The one thing you can do as a lessor is to stay abreast of the activity in and around your immediate area. Take note of any newly drilled wells in regards to the production figures. If this company does not drill during this extension period, I would advise that you let your lease expire (do not top-lease) and when a new lease is negotiated, do not allow for any extension clause. This clause at times only allows the operator to acquire acreage for a lesser price than they could lease at current rates.
Thanks Charles. Good to know about the top-lease, because I was also wondering about that option. I can't believe the current lessee would go to the trouble to extend and then let the lease expire without any activity. There does seem to be constant activity in the vicinity of the mineral acreage and I have been approached by other oil companies about leasing once these leases expire. It's positive that there is so much interest, but I'm in the dark as to what the lessee is planning.
It's sometimes hard to second guess the actions of operators. If the area is very active, I'm sure there is a reason that the extension is wanted. What State and area are your minerals located in? Again, stay abreast of the drilling activity and production figures in the event you get a chance to negotiate new leases in the future.
The Baaken in North Dakota.
Note that the lessee did not sign the lease. The lessee's only obligation under the lease is to share production revenue, if any, and that will most likely be compromised with Lessee's costs of production. Take Mr. Mallory's advice and pay attention to the lease termination clauses when the lease date is reached.
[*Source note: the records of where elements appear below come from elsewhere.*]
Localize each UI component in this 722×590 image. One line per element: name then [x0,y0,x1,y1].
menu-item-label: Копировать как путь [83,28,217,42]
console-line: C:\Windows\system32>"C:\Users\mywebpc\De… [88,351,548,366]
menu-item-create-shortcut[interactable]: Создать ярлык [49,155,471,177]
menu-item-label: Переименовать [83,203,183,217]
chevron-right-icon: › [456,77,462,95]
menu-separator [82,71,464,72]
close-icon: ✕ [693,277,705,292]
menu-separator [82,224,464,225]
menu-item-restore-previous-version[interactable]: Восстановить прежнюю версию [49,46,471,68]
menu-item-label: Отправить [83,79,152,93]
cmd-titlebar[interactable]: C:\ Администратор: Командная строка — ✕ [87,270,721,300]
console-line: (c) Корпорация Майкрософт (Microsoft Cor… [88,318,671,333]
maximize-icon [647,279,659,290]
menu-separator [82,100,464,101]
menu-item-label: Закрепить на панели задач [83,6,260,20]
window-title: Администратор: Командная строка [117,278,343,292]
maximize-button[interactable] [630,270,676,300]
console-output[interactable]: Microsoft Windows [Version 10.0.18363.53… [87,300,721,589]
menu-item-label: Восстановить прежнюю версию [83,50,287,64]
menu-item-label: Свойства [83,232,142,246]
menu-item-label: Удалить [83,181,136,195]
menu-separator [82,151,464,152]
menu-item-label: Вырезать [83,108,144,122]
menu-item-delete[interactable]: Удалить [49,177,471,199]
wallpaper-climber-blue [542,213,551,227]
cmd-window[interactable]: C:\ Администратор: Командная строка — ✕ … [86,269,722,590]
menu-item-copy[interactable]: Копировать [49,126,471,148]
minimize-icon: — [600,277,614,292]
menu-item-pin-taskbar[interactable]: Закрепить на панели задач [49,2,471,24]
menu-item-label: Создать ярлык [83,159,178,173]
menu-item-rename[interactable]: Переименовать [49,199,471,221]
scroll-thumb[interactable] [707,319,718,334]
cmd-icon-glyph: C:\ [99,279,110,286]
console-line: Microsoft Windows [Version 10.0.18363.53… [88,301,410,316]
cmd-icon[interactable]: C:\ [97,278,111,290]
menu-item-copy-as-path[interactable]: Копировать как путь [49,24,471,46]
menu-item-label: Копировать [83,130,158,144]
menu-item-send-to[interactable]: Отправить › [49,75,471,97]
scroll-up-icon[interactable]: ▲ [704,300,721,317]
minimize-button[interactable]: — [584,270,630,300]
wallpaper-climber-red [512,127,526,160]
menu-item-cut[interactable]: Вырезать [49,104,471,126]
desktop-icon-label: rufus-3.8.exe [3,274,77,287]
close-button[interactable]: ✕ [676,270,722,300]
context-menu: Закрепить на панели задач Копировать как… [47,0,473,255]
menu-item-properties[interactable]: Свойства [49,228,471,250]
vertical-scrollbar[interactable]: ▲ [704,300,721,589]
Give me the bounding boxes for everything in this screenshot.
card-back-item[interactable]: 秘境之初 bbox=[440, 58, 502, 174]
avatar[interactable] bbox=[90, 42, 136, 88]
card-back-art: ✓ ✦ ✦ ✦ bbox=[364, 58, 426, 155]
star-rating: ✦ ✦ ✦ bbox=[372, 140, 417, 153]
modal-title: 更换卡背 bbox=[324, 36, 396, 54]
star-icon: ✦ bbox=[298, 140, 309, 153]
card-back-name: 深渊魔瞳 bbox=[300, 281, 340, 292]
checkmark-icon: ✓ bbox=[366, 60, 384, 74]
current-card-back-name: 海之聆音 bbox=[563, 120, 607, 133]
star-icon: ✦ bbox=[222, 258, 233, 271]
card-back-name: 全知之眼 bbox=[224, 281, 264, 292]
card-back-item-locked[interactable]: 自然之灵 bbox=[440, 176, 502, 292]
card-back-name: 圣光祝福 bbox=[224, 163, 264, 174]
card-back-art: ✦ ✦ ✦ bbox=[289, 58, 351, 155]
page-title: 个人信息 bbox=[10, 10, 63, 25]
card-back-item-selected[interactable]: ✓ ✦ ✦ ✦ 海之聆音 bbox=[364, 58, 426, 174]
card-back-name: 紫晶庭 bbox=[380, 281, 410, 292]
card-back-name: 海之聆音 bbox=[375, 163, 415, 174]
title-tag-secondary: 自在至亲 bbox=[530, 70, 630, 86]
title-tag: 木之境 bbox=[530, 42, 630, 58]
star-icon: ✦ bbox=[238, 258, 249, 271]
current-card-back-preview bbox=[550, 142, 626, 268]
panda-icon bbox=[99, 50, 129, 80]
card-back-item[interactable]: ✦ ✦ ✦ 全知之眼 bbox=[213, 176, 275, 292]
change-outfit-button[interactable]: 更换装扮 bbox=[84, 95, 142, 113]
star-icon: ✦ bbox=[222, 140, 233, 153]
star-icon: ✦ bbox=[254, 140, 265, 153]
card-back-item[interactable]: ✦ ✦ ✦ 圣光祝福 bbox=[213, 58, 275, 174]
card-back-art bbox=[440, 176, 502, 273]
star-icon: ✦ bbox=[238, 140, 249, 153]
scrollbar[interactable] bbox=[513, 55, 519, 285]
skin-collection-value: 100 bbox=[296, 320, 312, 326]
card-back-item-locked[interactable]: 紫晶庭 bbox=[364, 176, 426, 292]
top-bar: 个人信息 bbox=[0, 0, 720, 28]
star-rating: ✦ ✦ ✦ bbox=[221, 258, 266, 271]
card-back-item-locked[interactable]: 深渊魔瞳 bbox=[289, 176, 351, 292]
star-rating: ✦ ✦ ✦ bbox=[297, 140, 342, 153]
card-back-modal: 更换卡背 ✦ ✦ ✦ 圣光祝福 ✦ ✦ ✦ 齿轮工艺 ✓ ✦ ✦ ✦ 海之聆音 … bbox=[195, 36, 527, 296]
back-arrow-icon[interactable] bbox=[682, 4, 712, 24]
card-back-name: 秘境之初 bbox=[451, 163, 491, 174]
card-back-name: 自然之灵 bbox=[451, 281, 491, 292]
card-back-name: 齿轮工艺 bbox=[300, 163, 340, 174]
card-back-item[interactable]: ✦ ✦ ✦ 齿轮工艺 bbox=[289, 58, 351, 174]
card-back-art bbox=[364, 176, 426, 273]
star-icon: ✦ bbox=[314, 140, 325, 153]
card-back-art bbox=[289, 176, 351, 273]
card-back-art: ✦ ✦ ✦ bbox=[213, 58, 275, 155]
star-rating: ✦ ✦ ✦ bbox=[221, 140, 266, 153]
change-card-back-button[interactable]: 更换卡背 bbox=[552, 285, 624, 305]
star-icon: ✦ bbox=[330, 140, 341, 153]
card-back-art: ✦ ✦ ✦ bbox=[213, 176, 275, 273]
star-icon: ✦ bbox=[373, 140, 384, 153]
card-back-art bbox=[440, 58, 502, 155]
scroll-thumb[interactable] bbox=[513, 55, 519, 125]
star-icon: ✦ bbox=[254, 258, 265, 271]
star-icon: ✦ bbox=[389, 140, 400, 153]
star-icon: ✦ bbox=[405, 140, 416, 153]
Update yourself as to lessee's post primary term rights and then send a notice of lease termination. Evaluate your mineral potential, then determine what a lease is worth to you. Your in a good area for long term mineral values to be realized. Make the most of it.
Next time you will know how important lease provisions are over a getting a little bonus money. Depending on your location, production value may be 4 to 10 times what little bonus you may be offered. Lots of money could go into your pocket that would otherwise go into a lessees pocket at your expense. Good Luck.